To do so, the curriculum pursues a set of goals.  To begin, it limits its descriptions and explanations to the structural, procedural, and functional accounts of the various elements of the political system.  Some of those elements exist outside government (interest groups, political parties, etc.) and some within government (the various branches of government, various departments, agencies of the bureaucracy, etc.).  These elements are presented as the necessary, objectified elements which allow the grand system of competition to exist. 

They also provide an overall view of government as having this refereeing role as the various competitors go about their efforts to gain favorable results.  That is, the curriculum presents government as agent, but does not really give students a realistic explanation as to how power among the competitors outside or within government works to determine winners and losers.
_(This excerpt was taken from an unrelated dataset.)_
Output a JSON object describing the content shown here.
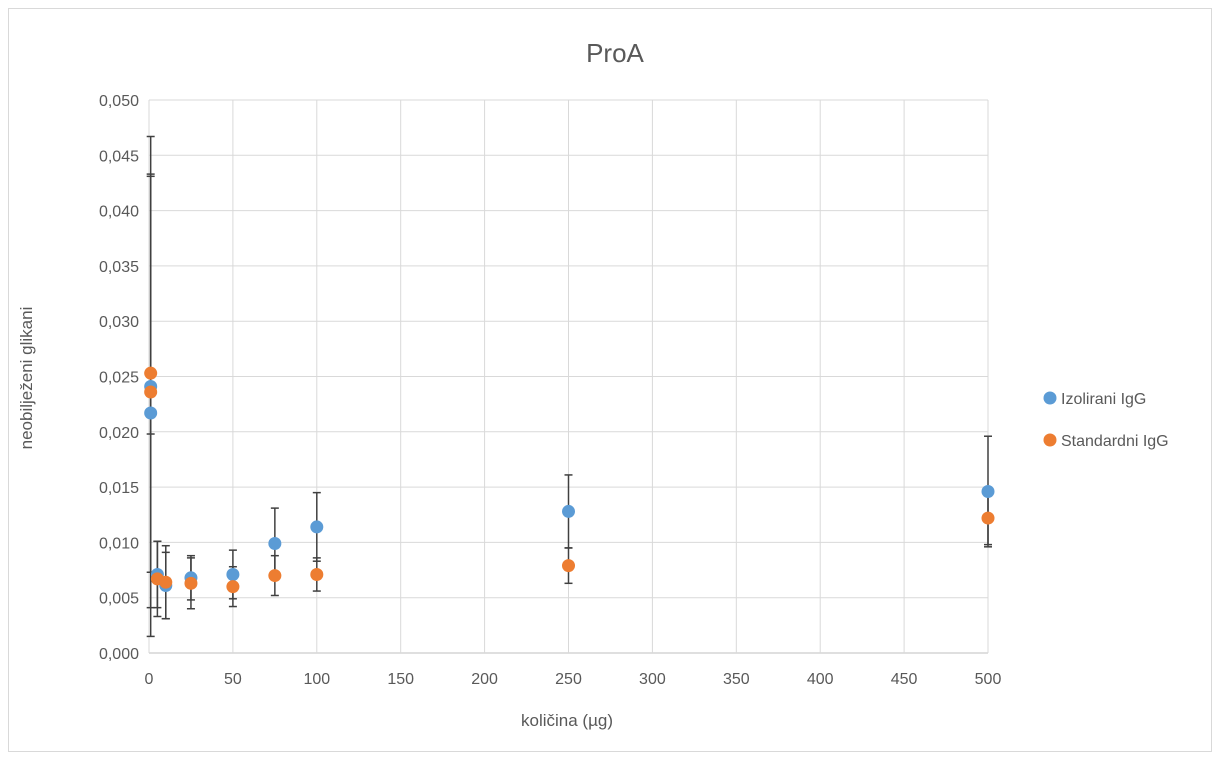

          This curriculum does reasonably cover the “waterfront” of the various elements that do exist and play the various roles entailed in this grand competitive arena.  And one can attribute to the curriculum a sincere effort to communicate that information that a knowledgeable citizen needs to at least get started in his/her seeking favorable public policy. 

As continually pointed out, the information is primarily structural in nature.  It lacks, though, the human qualities one associates with influence and, therefore, what it takes to win.  While it almost totally ignores feedback or reaction to issued policies (no small omission), this writer has little to complain about with what is offered.  He views that the curriculum and its offerings, textbooks and other materials, as great information sources that could be employed in a more comprehensive approach. 

Yes, a curriculum and its materials can be more federalist in nature, but a realistic expectation of changing what is to what should be is overwhelming and the needs for a more useful civics program cannot wait.  The answer, therefore, needs to be in changing the mindset of teachers in how they see the content, as opposed to the teaching styles they employ in the classroom.

          One should keep in mind Daniel Elazar’s reasons[2] for studying governance and politics.  One reason is to understand why politics manifests itself as it does.  At least, what exists in classrooms provides students with a good sense of who is involved and where they are involved in making governmental and political decisions.  It gives students a sense of how things get done.  But this coverage, at best, is simply too superficial even if the materials – specifically textbooks – are bulky and heavy.

And in terms of Elazar’s concerns for justice and civility, this curriculum, as it is currently practiced, is seriously deficient.  A curriculum that reflects a natural rights view cannot meet the challenges the current political environment presents to the nation.  That view simply ignores, to a serious degree, the communal, collaborative, and mutuality qualities this polity needs to enhance.  It is too self-centered to encourage the national partnership to function as such and be able to advance itself in a healthy fashion.



[2] Daniel J. Elazar, Exploring Federalism (Tuscaloosa, AL:  The University of Alabama Press, 1987).